Kenan Malik in Padaemonium:
It was forty ago today that Chile’s General Augusto Pinochet overthrew Salvador Allende, in a CIA-supported coup, replacing his democratically elected government with a bloody dictatorship. Twelve days after the coup, the poet Pablo Neruda died in mysterious circumstances, many believe murdered by the Pinochet regime. (Earlier this year a Chilean court ordered Neruda’s body to be exumed for forensic tests and a warrant was issued for the arrest of the man supposedly involved in poisoning the poet).
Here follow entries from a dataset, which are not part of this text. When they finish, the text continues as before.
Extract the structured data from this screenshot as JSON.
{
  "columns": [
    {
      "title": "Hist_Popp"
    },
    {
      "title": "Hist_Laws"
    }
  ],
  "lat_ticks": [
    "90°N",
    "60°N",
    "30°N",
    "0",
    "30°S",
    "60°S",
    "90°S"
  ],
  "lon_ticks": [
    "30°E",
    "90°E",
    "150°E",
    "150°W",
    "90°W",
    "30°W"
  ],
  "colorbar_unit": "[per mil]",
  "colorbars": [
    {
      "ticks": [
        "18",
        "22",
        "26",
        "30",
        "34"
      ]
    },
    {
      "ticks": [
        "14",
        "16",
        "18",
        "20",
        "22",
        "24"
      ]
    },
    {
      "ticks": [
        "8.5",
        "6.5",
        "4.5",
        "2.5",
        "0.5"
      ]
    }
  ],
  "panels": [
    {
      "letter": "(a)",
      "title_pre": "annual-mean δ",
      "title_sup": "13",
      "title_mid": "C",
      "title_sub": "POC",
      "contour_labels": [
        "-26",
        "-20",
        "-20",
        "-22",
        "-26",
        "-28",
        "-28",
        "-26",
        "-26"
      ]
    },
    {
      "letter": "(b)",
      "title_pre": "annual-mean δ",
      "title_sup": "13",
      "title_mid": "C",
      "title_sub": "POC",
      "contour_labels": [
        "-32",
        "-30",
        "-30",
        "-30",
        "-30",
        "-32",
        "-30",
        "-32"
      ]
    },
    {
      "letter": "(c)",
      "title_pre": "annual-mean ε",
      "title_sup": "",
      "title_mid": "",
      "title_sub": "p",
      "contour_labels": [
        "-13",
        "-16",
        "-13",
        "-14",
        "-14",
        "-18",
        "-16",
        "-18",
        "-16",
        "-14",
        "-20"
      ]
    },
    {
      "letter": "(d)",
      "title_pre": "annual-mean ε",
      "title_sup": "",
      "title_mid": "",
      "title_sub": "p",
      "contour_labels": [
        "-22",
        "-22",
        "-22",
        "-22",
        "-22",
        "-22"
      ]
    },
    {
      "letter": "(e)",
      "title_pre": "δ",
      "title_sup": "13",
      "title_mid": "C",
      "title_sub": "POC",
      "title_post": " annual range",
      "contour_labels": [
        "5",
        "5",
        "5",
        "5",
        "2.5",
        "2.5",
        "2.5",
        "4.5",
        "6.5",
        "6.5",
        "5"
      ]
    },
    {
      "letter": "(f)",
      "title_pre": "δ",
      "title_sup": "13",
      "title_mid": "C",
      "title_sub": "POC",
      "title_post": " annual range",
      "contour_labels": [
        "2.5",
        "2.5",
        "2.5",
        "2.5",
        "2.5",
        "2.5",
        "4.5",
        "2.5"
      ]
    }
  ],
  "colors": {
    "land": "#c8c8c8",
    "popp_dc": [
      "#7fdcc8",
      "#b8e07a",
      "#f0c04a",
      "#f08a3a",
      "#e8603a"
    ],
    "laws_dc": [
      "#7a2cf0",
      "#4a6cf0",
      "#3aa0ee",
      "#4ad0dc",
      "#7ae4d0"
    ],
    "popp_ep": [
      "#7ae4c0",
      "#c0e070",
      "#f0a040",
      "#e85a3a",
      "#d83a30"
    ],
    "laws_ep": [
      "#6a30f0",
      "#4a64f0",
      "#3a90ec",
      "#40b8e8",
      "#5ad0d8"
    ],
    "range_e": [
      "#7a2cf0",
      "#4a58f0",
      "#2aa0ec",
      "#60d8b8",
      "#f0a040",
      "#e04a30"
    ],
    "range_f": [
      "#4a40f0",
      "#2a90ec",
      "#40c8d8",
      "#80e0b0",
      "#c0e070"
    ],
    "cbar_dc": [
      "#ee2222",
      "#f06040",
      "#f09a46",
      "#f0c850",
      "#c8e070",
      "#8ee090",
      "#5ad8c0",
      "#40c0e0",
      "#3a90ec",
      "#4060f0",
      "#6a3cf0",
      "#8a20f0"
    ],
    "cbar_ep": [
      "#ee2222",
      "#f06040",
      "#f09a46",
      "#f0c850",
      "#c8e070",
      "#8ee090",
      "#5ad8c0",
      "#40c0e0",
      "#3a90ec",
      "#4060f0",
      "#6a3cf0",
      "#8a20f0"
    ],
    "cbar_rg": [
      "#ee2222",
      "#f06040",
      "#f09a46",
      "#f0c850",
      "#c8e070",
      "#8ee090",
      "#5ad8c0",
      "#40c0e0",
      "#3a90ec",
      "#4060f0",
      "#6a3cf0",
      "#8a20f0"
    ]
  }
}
Gabriel García Márquez once called Neruda ‘the greatest poet of the 20th century in any language’, though as New York Times Book Review critic Selden Rodman observed after the poet’s death ‘No writer of world renown is perhaps so little known to North Americans’, or indeed to the wider Anglophone world. Born in 1904 as Neftali Ricardo Reyes Basoalto, Neruda chose his pen name after the Czech poet Jan Neruda. He first came to attention with his 1924 collection Veinte poemas de amor y una canción desesperada (‘Twenty Love Poems and a Song of Despair’), a cycle of sensuous and erotically charged love poems, but one also shot through with an almost unbearable sense of alienation, despair and chaos. The Spanish poet Federico García Lorca said of Neruda that he was ‘a poet closer to death than to philosophy, closer to pain than to insight, closer to blood than to ink. A poet filled with mysterious voices that fortunately he himself does not know how to decipher.’